Scams dating women
A new report by the National Fraud Intelligence Bureau has found that last year, singles were conned out of £39 million by fraudsters they’d met on dating sites and apps.Con artists are increasingly creating fake online profiles and tricking people on dating sites into handing over often large sums of money.It was a mere two weeks before Aleksandra's emails swung in a more intimate direction, peppered with loving endearments and declarations of their future together.A smitten Dave began to make plans, discussing travelling to Russia to see her — but he also had his doubts.Giblin was first sentenced in 2007; he’d develop relationships with women over the phone and convince them to wire him money. Giblin began his current scam after his release in 2013.He targeted vulnerable women: women with physical disabilities, single mothers, recent widows and a woman who had recently lost a child, according to court documents.“A lot of the online dating fraudsters we know are abroad.They're in West Africa, Eastern Europe and it's very difficult for British law enforcement to take action against them in those jurisdictions,” Steve Profitt, Deputy Head of Action Fraud explains.
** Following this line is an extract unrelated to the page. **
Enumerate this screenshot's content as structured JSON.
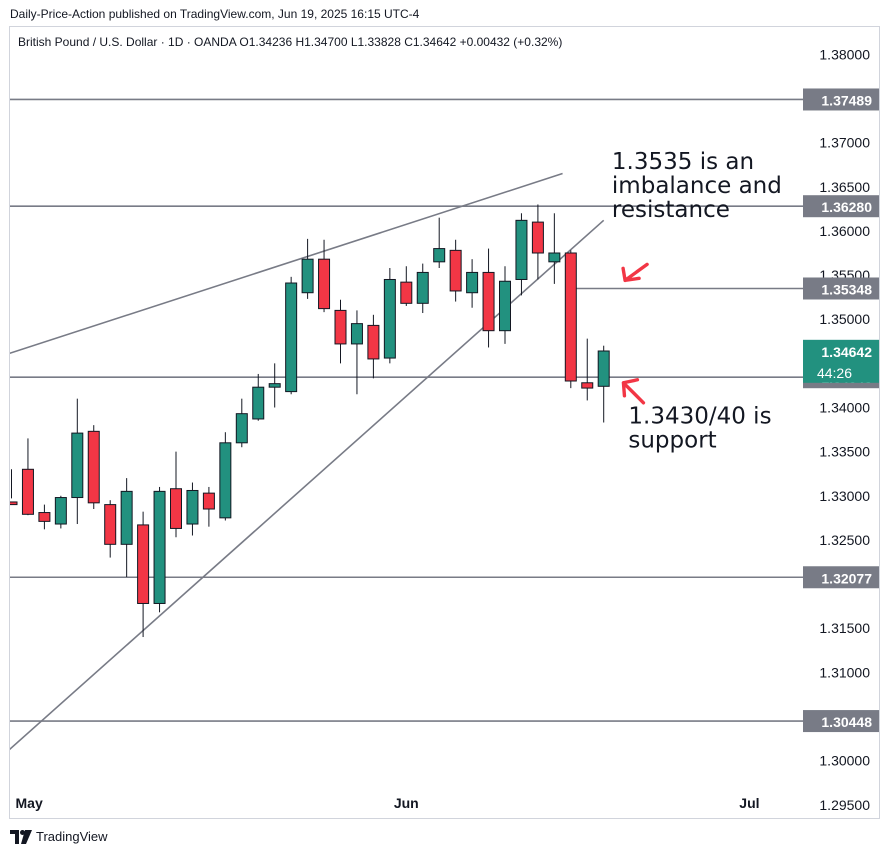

Interestingly, the AARP says that men fall victim to these scams more often, but that women are more likely to report the scam.If you fall into this category, be especially wary of people that you meet through dating websites.Online dating can be difficult for women The AARP also says that seniors are a common target of these scams.'Her' name was Aleksandra and 'she' was young and pretty with a long, dark mane of hair and dark brown eyes.She contacted Dave (not his real name) on dating site Zoosk in November last year, telling him she was a 32-year-old Russian woman eager to pursue a serious relationship.